While both acknowledge that lyrics can be incredibly direct and powerful, as Taylor points out, “We do it all the time, every day; speaking, talking. Why don’t we listen more? Why don’t you get moved by something that’s not language?”

“To move people by just music is pretty powerful,” Reitze adds. Perhaps this lack of words is also an intentional artistic challenge for the duo.

As creatives who are always attempting to push their own artistic boundaries, they are also keen to push the social and political status quo in their own identity and representation. Identifying themselves personally, as well as the band publicly, as feminist, is a very conscious decision as Taylor explains…

“Our whole musical careers have been based on this idea of unequal treatment as drummers.” Women playing music have been of great inspiration their entire lives. Taylor even recalls the moment she fell in love with drums at age 10. “I was at a concert and I saw a girl playing drums and killing it. I thought she was the bee’s knees,” she laughs.

“She played some awesome jazz standard, which was a big band piece and I loved it. I came out of it saying, ‘I want to play drums’, and that was it. It was just that one experience.” 

As is often the case with the representation of women in artistic fields however, this initial experience was not often replicated.

“I remember for Christmas one year my Mum got me a bunch of drum magazines,” Taylor recalls. “I remember going through it, trying to find women in it and found one,” she adds, going on to explain her exaltation in discovering a woman amongst the sea of male drummers.

Both artists seem to realise they’ve had both the opportunity and responsibility to be role models for other women while teaching percussion at high schools. 

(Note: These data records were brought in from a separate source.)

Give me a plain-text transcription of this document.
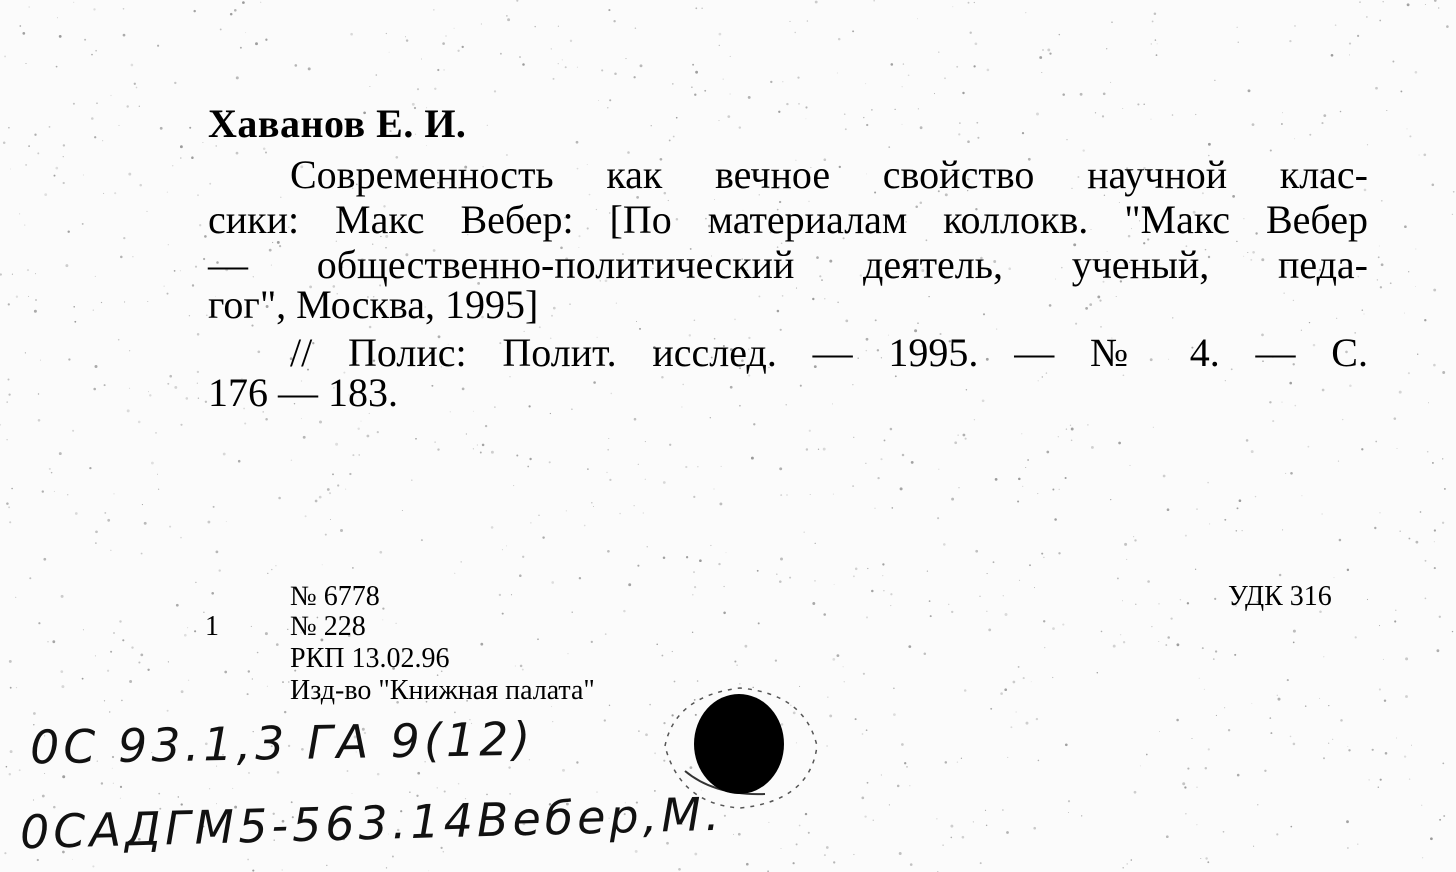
Хаванов Е. И.
Современность как вечное свойство научной клас-
сики: Макс Вебер: [По материалам коллокв. "Макс Вебер
— общественно-политический деятель, ученый, педа-
гог", Москва, 1995]
// Полис: Полит. исслед. — 1995. — № 4. — С.
176 — 183.
№ 6778
1	№ 228
РКП 13.02.96
Изд-во "Книжная палата"
УДК 316
0С 93.1,3 ГА 9(12)
0САДГМ5-563.14Вебер,М.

“We want to be doing something cutting-edge,” Reitze explains, “promoting other women doing it and being role models for the younger female generation of producers – because that’s what we both had and we were very lucky to have it.”.

When it comes to looking to the future in their own artistic careers, Feels are keen to find more like-minded musical mates.

“I want to meet some artists that are similar. I’m really feeling a lack of that. I want an alliance” Taylor laughs.  The conversation evolves into musings on 2017, playing interstate, going overseas to summits focussed on women in electronic music and even performing a Steve Reich clapping piece for TWOS right there in Taylor’s living room.

Their enthusiasm is contagious, bleeding out into their music. We’ll watch them entering the New Year with great anticipation.